Shades of Love Canal! Where the local government knew of the contamination, and had been warned not to build there. I wonder if similar warnings were ignored in this case, too?
And why should the operators of the former lead smelting and processing operation be liable to the residents when they had no control over morons running the government building a public housing project there?
I would say, the real question is whether they were complying with the applicable standards at the time. What's the point of having rules setting out the proper standard of care, if complying with them doesn't offer you any protection? Piles of lead dust blowing in the wind really makes that sound like a stretch.

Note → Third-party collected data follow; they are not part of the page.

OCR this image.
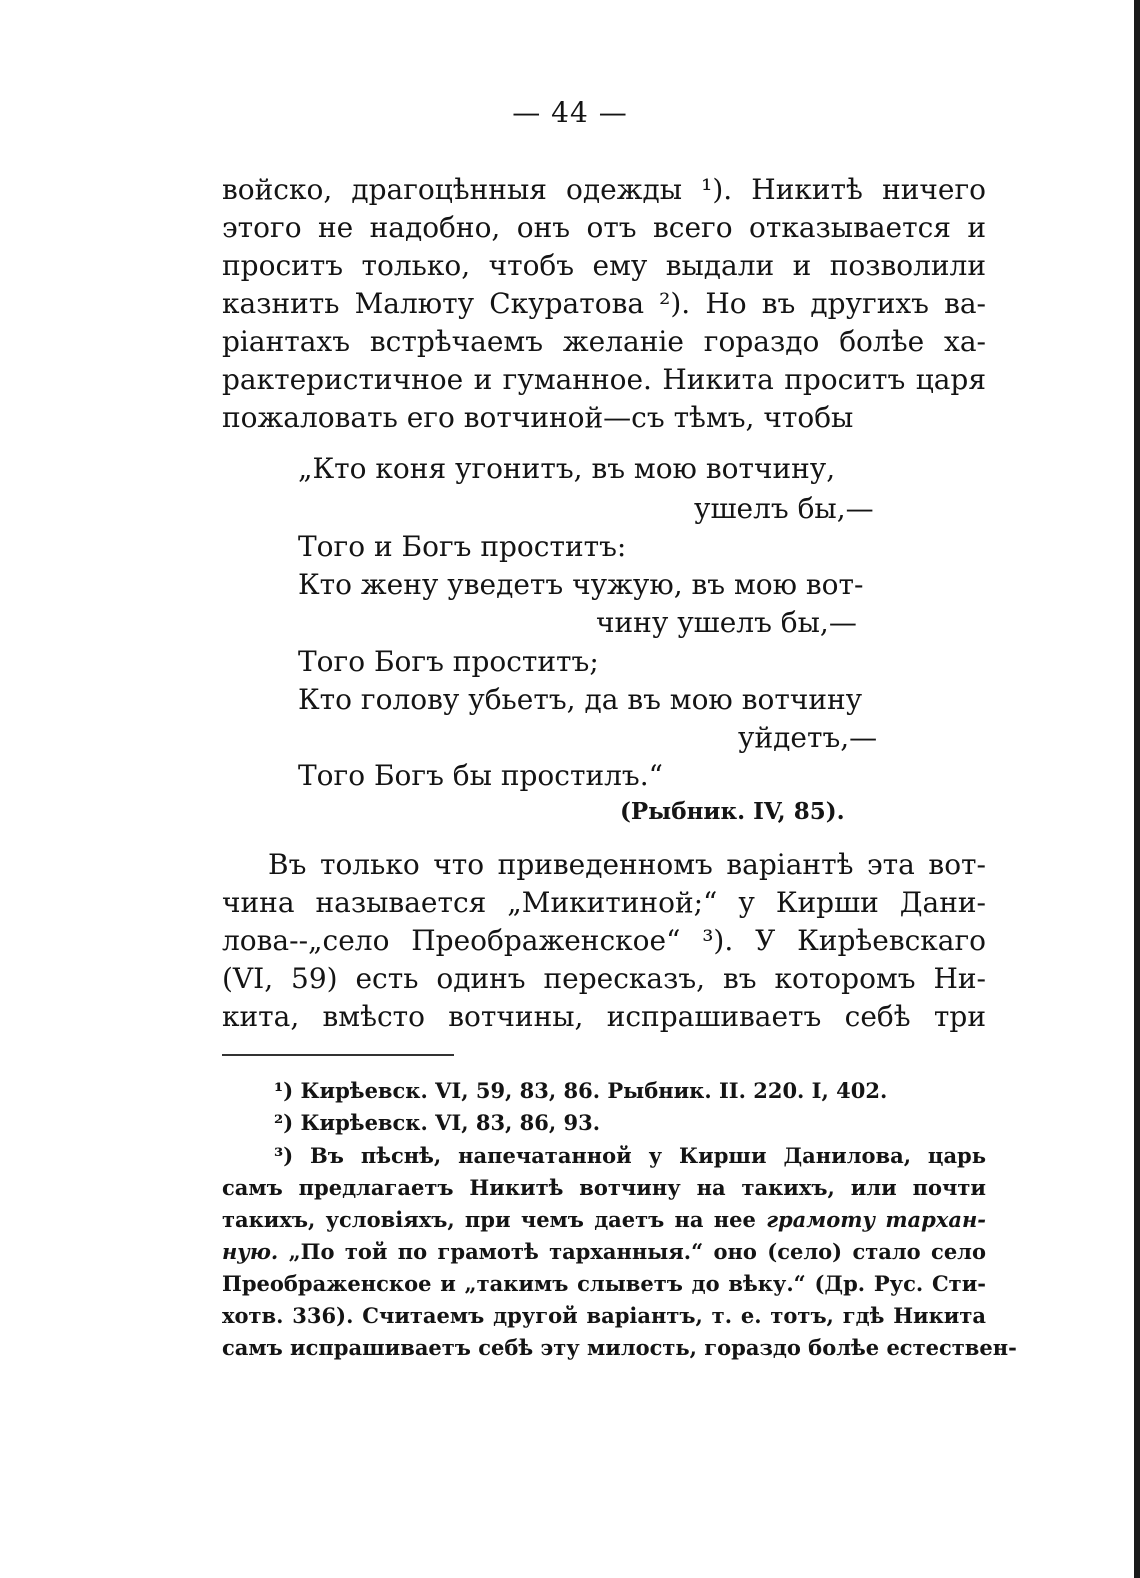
— 44 —
войско, драгоцѣнныя одежды ¹). Никитѣ ничего
этого не надобно, онъ отъ всего отказывается и
проситъ только, чтобъ ему выдали и позволили
казнить Малюту Скуратова ²). Но въ другихъ ва-
ріантахъ встрѣчаемъ желаніе гораздо болѣе ха-
рактеристичное и гуманное. Никита проситъ царя
пожаловать его вотчиной—съ тѣмъ, чтобы
„Кто коня угонитъ, въ мою вотчину,
ушелъ бы,—
Того и Богъ проститъ:
Кто жену уведетъ чужую, въ мою вот-
чину ушелъ бы,—
Того Богъ проститъ;
Кто голову убьетъ, да въ мою вотчину
уйдетъ,—
Того Богъ бы простилъ.“
(Рыбник. IV, 85).
Въ только что приведенномъ варіантѣ эта вот-
чина называется „Микитиной;“ у Кирши Дани-
лова--„село Преображенское“ ³). У Кирѣевскаго
(VI, 59) есть одинъ пересказъ, въ которомъ Ни-
кита, вмѣсто вотчины, испрашиваетъ себѣ три
¹) Кирѣевск. VI, 59, 83, 86. Рыбник. II. 220. I, 402.
²) Кирѣевск. VI, 83, 86, 93.
³) Въ пѣснѣ, напечатанной у Кирши Данилова, царь
самъ предлагаетъ Никитѣ вотчину на такихъ, или почти
такихъ, условіяхъ, при чемъ даетъ на нее грамоту тархан-
ную. „По той по грамотѣ тарханныя.“ оно (село) стало село
Преображенское и „такимъ слыветъ до вѣку.“ (Др. Рус. Сти-
хотв. 336). Считаемъ другой варіантъ, т. е. тотъ, гдѣ Никита
самъ испрашиваетъ себѣ эту милость, гораздо болѣе естествен-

But investigating, I find that this was similar to Love Canal in that the local government was well aware of the contamination, and pushed forward regardless. Even if Love Canal's contamination was much better contained prior to the building. In both cases the local government was responsible for putting people in harm's way, even if they didn't create the potential for harm in the first place.
"Piles of lead dust blowing in the wind really makes that sound like a stretch."
But were there piles of lead dust blowing in the wind before the local government disturbed the soil to build a housing project?
To me, that's the thing that's the stretch, Soil contamination with lead does automatically mean lead dust blowing in the wind.
And if there was lead dust blowing in the wind before the housing project was built, why are only the residents of the housing project built on the site suing, not residents of down wind neighborhoods?